Cell Encapsulation with metal and/or polymer shells is a critical elongation of cellular functions. Encapsulating living cells plays a crucial role in the progression of cell surface engineering and biomedical applications such as tissue engineering, cell-based transplantation therapy, cell-based biosensors, and drug delivery [1, 2]. Moreover, encapsulating living cells could introduce an isolated and well-defined microenvironment mimicking the extracellular matrix of natural tissues to observe the modulation of cell function, the microenvironment interaction of the cell, food industries, and pharmaceutical applications [3, 4]. The hydrated polymers cross-linked hydrogels technique is considered a standard cell encapsulation process [5]. However, this technique has several limitations, such as short sustenance time, limited stability, and low permeability, limiting its practical application [6, 7]. Other methods including biothreading [8], assisted biojetting [9, 10], bio-electrospraying, and cell electrospinning [11, 12], use air pressure or electric field as a driving force. Until now, the layer-by-layer self-assembly technique is considered the most proper cell encapsulation strategy [13]. All these methods are complicated, time-consuming, and need a lot of effort and energy input.

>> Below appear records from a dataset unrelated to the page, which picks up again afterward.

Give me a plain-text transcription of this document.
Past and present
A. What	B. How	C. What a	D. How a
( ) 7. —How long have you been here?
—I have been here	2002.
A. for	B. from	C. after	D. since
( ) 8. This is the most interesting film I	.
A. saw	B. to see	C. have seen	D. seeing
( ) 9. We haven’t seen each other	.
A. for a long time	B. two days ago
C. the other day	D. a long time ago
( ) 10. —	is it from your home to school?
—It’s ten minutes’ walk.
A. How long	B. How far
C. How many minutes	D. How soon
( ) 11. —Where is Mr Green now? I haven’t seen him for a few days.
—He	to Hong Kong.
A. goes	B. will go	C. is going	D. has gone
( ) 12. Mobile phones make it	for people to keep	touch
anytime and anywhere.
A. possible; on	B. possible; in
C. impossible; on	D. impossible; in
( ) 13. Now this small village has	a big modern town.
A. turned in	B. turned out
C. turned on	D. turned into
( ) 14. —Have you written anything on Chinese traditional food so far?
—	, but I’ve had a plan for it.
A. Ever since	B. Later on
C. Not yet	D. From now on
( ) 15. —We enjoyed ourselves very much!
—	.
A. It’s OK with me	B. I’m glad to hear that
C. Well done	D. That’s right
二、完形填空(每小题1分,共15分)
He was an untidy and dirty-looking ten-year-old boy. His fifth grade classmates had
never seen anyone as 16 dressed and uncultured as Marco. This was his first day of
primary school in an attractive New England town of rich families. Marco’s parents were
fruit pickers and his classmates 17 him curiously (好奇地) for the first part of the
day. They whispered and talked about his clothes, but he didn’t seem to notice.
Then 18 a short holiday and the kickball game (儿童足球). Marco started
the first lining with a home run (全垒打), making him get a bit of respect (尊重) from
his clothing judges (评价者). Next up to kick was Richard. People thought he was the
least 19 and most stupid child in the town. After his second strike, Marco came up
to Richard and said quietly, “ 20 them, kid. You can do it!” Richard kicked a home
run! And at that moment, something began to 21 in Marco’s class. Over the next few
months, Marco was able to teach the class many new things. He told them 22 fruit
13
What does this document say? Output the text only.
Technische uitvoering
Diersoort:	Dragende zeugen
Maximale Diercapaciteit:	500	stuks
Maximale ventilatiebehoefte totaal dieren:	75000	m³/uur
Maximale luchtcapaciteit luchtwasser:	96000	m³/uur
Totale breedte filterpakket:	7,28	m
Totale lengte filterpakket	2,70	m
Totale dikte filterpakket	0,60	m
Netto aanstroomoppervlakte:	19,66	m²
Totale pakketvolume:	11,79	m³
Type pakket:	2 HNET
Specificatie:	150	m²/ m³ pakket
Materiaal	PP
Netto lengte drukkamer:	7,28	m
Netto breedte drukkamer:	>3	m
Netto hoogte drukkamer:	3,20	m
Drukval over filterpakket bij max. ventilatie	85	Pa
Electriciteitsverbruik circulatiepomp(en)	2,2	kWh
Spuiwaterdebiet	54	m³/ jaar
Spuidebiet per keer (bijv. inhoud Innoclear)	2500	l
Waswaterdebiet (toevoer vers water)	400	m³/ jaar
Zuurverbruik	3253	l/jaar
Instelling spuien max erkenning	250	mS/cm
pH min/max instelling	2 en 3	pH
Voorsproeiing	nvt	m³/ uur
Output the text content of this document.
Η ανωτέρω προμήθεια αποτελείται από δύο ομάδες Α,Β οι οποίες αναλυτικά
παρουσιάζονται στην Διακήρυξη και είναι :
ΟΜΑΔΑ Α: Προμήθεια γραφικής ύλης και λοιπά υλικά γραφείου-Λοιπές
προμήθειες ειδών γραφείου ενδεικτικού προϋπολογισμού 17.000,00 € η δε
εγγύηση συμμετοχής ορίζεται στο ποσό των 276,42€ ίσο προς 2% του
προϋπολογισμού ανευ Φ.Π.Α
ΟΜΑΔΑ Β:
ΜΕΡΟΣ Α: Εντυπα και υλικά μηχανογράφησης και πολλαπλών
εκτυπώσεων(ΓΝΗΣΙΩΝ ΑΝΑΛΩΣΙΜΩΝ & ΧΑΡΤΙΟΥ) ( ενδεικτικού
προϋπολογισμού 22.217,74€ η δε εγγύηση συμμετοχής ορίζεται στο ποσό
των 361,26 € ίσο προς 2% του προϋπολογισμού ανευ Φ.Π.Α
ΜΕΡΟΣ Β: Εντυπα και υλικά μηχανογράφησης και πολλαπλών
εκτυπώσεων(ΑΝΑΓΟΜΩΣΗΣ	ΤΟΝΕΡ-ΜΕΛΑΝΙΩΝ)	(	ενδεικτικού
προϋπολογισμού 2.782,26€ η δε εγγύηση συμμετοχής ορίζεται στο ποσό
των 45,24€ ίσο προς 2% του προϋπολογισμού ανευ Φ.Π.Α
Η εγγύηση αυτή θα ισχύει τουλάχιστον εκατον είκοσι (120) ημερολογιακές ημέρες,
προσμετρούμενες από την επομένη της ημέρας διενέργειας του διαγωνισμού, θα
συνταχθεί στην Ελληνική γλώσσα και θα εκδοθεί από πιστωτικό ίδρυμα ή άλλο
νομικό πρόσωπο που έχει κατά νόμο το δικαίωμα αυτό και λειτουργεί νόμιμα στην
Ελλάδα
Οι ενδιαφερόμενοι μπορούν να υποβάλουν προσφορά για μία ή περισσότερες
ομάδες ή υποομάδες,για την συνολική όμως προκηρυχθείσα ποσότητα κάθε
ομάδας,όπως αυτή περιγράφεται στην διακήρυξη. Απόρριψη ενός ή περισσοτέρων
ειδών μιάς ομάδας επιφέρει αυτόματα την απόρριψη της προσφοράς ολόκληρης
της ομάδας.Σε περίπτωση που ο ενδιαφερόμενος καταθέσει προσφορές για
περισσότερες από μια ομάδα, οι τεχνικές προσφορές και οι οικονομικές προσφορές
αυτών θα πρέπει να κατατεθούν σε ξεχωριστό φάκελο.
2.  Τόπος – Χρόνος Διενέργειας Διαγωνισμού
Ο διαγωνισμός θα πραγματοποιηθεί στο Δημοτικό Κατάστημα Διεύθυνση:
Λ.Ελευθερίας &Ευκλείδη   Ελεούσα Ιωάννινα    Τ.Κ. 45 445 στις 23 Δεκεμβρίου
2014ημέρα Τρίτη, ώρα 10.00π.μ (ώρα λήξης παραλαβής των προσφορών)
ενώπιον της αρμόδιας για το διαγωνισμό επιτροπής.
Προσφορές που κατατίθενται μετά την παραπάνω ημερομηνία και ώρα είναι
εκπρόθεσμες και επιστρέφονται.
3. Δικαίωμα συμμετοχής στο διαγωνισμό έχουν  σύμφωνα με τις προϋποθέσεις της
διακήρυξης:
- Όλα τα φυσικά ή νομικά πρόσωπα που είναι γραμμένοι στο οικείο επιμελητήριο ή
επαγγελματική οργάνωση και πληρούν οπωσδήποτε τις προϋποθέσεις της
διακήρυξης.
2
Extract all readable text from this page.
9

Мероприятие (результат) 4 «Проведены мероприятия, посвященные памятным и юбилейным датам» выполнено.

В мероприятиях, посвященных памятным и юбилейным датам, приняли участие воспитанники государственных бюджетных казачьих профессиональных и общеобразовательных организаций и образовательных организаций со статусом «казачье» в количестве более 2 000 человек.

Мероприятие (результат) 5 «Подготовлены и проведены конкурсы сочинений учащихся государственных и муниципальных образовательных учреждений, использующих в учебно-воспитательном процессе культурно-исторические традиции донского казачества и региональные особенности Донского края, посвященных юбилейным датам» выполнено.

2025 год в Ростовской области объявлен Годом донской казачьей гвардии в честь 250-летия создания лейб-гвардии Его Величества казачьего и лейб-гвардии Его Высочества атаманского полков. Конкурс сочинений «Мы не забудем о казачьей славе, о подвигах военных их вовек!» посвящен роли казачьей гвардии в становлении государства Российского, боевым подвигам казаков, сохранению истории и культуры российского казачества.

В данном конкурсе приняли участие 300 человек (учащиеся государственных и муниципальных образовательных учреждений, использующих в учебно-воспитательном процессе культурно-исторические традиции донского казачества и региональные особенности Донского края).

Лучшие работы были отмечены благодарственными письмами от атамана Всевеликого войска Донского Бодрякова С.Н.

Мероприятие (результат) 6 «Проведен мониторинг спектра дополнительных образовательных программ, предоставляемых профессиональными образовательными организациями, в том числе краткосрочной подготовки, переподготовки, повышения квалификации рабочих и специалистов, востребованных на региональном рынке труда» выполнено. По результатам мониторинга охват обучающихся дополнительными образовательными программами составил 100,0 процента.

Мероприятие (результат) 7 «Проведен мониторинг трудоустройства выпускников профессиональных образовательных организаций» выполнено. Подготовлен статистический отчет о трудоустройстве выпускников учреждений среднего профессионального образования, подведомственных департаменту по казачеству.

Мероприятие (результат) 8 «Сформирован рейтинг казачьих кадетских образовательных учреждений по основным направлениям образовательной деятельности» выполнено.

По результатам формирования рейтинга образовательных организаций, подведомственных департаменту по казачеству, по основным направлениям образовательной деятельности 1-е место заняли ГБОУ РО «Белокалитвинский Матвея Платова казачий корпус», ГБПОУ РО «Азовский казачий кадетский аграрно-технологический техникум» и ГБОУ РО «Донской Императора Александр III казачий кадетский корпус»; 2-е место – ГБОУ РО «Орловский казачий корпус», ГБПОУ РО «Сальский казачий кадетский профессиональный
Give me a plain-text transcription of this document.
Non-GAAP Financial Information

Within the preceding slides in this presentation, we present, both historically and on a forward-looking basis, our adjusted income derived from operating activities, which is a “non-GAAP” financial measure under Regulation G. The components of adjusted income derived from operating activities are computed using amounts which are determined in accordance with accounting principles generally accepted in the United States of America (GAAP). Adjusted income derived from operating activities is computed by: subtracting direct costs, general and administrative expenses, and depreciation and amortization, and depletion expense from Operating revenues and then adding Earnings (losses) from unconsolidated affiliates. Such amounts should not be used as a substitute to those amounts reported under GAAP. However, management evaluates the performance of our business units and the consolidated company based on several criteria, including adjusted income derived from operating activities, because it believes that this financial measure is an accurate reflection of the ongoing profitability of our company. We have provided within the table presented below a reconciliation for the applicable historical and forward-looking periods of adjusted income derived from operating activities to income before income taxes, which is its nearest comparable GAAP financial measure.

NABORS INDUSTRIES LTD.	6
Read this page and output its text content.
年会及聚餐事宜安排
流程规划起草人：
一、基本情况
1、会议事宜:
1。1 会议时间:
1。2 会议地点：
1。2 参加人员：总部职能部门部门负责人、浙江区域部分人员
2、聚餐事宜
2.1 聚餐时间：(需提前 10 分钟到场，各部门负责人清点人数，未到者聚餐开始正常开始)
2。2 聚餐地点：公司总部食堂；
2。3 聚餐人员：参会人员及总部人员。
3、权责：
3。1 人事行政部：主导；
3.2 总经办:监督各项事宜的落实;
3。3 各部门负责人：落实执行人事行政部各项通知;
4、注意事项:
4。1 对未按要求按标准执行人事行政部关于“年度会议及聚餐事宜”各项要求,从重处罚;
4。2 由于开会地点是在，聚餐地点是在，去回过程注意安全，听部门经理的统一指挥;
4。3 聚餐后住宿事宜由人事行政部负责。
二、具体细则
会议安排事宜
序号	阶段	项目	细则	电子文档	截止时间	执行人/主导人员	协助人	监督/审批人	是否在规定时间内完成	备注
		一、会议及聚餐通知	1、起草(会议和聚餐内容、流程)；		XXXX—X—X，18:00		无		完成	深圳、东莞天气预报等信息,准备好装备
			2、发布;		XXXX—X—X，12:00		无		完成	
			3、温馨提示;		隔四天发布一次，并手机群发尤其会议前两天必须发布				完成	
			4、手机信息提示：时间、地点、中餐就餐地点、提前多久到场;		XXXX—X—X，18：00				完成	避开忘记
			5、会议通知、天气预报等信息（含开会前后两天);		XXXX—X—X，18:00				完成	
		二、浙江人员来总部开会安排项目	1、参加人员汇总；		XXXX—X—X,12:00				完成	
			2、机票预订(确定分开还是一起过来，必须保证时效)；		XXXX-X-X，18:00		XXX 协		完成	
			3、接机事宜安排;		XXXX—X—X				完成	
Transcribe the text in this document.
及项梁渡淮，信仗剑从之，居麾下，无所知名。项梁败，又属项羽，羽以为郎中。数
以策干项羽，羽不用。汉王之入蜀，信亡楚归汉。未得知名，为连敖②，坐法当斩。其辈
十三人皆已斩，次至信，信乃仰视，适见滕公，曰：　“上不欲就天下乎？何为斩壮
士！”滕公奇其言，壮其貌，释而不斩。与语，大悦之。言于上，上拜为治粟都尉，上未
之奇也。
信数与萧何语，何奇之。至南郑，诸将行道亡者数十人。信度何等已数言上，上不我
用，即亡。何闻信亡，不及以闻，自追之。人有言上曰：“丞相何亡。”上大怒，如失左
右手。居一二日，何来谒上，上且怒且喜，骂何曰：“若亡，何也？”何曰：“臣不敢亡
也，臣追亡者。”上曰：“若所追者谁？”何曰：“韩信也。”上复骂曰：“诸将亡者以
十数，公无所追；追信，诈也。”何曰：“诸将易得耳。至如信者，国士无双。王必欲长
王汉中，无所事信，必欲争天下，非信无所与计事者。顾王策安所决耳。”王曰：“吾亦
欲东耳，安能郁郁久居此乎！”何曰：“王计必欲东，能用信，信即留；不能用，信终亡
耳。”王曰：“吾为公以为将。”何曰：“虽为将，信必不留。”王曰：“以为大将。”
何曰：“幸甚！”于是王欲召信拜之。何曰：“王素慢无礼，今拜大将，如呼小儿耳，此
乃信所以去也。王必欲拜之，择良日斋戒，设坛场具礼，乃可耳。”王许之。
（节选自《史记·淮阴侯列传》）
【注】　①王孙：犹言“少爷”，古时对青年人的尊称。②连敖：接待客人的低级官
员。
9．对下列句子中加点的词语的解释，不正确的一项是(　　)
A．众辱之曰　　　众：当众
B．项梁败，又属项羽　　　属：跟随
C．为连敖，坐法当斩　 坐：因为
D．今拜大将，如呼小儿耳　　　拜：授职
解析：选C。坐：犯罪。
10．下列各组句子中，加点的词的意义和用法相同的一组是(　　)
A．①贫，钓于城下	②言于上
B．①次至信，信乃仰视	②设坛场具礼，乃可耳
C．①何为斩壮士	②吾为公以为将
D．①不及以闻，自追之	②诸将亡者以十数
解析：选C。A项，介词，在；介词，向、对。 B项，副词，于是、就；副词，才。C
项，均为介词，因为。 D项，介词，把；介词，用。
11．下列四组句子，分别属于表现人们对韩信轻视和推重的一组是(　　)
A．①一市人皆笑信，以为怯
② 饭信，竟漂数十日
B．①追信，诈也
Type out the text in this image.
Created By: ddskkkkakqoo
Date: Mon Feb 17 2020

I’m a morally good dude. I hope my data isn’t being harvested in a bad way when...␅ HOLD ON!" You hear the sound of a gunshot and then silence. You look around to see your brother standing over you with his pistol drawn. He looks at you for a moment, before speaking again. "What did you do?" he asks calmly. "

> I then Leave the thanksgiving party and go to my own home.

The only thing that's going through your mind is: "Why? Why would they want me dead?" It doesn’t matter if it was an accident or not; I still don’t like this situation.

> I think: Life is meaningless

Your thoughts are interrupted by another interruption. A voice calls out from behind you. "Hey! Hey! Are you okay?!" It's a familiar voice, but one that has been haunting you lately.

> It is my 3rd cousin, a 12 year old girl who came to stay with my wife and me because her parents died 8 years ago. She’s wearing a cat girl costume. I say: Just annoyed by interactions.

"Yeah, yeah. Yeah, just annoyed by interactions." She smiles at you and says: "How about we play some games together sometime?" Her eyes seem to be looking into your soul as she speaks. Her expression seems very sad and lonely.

Several cell and tissue engineering techniques, i.e., cell patterning, gene transfer, tissue growth, viral transduction, have been applied to nanoparticles [14-18]. The electrical, mechanical, energy, and optical properties changed according to the type of the nanoparticles. The living cell can internalize the nanoparticles through the cell membrane [19, 20]. For example, iron oxide nanoparticles with polycations encapsulated bacteria Alcanivorax borkumensis with a magnetic nanocoating layer. The encapsulated bacteria cells fabricating live bacteria cells with magnetic properties [21].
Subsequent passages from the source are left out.